I got in touch with K because I know her lifestyle has changed entirely since last year and she is now living on a boat.
Read the original anonymous interview from 18 months ago first:
When my son got the chance to come to London to do drama BTEC at a college that only accepts thirty new students a year, and he was excited about it, we decided we needed to at least look into the possibility that we could do it. He’s had a brutal few years and it’s still tough for him, so we thought a fresh start might be what was needed.
My husband has spent the last three years building a company, and a lot of the work he does is virtual, so there was no longer a huge need to be tied to a specific place. I was working at Waterstones and they are everywhere. Also it’s a minimum wage job, so it’s not like there aren’t other minimum wage jobs around regardless. We felt that we had flexibility for the first time in a long time and that if we could do this, we should.
My son was offered the place in January and we started looking at our options as soon as he decided to say yes. It was, frankly a bloody nightmare.
We had savings from when we sold our house, and we were in rental, so we were good in theory. In practice it was a slog.
We didn’t want to rent again. It was so incredibly expensive and over the months we have watched rental prices here rise and rise. And I have heard about people being pitted against each other in interviews for rental houses. We had already been in rental in Leicester for two years and we wanted something where we wouldn’t sit and watch what money we had ebb away.
My husband has always earned good money but for nearly all the years we have been together he has been a contractor working three or six month contracts. This means that mortgage companies don’t like the risk. Every time we wanted a mortgage we ended up with a rough deal because of it.

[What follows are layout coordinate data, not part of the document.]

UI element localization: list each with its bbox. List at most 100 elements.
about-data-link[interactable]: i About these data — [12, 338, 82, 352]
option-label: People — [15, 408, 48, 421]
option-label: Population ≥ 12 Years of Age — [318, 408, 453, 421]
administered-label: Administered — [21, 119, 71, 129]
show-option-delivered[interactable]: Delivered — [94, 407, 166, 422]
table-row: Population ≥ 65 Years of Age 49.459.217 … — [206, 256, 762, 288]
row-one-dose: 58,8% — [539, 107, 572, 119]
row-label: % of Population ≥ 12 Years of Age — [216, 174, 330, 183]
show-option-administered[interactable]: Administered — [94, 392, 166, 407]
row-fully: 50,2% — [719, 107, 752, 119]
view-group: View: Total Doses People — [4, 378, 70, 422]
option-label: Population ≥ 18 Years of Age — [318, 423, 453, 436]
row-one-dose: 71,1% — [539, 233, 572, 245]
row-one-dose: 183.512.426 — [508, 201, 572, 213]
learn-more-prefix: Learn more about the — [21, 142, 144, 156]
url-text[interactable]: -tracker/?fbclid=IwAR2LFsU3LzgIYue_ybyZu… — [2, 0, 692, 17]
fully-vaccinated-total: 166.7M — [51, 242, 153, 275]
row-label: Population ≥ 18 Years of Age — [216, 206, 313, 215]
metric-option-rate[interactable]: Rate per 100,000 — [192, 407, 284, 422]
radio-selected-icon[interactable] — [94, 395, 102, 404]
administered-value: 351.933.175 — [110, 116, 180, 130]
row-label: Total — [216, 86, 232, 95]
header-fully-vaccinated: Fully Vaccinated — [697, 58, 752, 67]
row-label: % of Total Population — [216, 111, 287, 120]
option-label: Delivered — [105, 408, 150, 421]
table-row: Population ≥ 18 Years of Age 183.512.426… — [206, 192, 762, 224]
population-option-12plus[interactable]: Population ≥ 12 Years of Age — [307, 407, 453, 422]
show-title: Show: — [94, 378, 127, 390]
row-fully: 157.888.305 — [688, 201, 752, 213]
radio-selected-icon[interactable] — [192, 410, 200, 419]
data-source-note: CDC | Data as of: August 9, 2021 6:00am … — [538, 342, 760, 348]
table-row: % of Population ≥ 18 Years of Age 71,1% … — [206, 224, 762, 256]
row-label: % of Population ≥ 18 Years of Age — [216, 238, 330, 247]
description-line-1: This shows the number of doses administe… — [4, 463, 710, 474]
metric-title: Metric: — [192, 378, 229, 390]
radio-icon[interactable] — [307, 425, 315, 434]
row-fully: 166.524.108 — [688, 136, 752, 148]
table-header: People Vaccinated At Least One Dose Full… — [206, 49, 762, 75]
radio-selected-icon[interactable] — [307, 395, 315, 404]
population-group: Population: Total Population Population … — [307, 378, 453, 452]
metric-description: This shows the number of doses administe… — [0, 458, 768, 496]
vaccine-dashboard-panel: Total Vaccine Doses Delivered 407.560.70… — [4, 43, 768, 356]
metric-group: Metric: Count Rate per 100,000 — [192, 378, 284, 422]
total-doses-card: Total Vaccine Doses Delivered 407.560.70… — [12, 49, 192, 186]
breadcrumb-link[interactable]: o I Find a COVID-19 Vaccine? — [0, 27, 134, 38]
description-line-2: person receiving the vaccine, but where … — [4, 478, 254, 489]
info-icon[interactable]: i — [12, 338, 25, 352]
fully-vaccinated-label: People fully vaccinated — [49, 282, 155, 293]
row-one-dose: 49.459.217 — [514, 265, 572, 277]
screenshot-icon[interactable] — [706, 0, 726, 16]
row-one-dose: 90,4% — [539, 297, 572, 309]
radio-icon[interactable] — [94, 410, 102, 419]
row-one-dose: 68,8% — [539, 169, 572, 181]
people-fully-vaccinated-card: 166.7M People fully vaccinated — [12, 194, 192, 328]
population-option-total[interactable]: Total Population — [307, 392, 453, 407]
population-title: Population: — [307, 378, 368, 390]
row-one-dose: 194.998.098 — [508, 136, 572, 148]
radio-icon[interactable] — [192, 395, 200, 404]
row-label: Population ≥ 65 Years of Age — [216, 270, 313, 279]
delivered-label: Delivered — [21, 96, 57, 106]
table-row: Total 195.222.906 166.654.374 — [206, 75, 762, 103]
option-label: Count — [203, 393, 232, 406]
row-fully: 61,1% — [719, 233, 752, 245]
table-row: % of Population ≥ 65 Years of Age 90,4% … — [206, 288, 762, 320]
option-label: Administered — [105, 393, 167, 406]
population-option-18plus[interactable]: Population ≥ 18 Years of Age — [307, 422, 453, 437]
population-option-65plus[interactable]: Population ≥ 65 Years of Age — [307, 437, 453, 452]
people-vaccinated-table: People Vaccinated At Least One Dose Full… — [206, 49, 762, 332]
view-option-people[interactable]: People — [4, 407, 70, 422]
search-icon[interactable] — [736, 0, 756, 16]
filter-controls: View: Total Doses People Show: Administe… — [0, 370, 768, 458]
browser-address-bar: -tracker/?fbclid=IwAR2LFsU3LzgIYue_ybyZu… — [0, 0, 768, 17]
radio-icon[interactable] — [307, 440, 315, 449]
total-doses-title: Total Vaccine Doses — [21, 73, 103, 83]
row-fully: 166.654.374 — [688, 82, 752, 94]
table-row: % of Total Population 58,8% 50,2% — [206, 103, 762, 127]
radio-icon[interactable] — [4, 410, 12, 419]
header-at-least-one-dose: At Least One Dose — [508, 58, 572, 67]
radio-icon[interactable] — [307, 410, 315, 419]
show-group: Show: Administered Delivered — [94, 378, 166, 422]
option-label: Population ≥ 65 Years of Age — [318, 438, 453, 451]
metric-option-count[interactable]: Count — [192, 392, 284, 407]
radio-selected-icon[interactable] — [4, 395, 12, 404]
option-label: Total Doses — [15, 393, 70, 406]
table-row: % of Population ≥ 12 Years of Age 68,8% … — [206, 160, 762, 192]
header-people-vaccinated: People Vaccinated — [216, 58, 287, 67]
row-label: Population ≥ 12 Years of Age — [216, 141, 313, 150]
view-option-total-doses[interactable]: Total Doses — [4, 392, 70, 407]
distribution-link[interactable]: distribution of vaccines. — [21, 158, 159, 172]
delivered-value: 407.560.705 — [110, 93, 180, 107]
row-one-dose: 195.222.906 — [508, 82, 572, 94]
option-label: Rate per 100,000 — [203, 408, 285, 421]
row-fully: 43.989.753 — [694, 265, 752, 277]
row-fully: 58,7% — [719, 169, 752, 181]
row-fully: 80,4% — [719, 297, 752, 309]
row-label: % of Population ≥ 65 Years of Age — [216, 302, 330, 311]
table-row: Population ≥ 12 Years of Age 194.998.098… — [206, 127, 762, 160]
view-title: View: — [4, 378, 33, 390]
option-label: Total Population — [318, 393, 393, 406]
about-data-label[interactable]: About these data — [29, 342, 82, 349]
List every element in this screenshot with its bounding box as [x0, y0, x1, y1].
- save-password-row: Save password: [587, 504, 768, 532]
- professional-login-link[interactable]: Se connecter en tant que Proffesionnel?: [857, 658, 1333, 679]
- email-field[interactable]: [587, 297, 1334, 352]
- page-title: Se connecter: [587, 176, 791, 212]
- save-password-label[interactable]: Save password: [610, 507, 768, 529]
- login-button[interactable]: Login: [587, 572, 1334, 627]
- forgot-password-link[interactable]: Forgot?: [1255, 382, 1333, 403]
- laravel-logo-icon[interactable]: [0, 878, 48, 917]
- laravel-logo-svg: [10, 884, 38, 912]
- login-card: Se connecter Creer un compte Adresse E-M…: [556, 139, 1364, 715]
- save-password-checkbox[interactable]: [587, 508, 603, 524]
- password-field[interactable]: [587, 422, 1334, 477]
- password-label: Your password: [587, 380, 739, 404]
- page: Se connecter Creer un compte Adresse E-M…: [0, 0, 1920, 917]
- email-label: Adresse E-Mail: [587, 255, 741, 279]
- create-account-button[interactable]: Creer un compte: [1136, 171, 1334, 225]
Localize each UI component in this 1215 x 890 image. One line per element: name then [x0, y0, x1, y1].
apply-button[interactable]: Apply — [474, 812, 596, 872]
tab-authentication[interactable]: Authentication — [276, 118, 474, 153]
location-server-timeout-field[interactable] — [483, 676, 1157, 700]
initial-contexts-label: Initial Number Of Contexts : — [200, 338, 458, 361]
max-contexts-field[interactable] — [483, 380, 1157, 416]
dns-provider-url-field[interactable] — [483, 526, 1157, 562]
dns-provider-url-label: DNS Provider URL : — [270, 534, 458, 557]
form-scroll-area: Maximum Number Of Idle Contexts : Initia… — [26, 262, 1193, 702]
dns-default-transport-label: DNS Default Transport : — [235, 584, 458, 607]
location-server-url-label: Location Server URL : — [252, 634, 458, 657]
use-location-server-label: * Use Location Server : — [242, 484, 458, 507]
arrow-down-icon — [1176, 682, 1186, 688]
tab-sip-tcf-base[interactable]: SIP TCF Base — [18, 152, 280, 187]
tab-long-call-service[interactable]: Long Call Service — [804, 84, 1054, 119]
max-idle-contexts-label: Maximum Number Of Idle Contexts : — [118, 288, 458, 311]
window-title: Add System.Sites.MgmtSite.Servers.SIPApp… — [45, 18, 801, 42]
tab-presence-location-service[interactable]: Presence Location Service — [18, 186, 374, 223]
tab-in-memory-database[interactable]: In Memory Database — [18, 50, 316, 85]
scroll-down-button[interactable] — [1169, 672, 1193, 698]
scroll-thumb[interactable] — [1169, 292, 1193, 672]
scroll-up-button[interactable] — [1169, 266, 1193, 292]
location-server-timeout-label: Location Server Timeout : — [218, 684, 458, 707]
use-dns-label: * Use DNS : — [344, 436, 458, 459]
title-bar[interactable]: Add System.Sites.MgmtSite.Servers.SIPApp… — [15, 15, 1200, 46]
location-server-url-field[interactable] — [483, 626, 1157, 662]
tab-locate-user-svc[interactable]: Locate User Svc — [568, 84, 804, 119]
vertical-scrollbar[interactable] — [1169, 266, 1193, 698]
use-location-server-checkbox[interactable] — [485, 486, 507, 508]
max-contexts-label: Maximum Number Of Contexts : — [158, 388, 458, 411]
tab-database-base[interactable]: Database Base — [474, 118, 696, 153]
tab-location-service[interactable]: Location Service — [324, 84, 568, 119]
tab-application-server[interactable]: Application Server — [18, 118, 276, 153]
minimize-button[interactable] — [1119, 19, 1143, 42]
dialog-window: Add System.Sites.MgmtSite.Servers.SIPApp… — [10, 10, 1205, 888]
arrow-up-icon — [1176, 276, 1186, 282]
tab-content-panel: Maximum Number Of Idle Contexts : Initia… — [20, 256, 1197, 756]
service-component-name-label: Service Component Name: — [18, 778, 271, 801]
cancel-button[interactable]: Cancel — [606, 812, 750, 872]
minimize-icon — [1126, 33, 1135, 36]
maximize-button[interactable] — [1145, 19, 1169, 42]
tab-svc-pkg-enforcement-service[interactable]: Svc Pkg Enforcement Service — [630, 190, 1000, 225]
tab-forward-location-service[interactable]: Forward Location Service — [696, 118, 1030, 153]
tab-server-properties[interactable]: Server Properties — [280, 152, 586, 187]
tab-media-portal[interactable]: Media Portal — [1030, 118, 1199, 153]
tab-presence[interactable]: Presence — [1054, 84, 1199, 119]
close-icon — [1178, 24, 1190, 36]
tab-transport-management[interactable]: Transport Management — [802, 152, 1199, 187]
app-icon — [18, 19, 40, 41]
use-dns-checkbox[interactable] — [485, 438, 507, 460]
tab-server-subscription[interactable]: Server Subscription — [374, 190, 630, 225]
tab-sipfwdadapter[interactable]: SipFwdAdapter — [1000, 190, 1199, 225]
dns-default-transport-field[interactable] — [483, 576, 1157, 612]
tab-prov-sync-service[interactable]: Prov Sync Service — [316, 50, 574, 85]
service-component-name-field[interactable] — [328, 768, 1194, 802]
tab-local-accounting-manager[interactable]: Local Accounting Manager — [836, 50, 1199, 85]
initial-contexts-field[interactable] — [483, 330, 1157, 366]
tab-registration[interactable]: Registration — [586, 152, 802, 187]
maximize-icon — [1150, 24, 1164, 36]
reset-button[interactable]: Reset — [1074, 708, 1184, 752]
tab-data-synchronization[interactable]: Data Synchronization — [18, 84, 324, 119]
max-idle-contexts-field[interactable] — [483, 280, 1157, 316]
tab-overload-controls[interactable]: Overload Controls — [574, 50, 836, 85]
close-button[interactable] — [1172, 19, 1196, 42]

This time, because he was growing his business, there wasn’t enough solid profit in the years of accounts the banks wanted. We should have hung on twelve more months apparently, but life doesn’t work like that. So when we came to look at mortgages we were struggling again, and this time, because we are ‘old’, they wouldn’t lend on a 25 year mortgage, which made everything harder and more expensive.
Then there was the price of houses in London.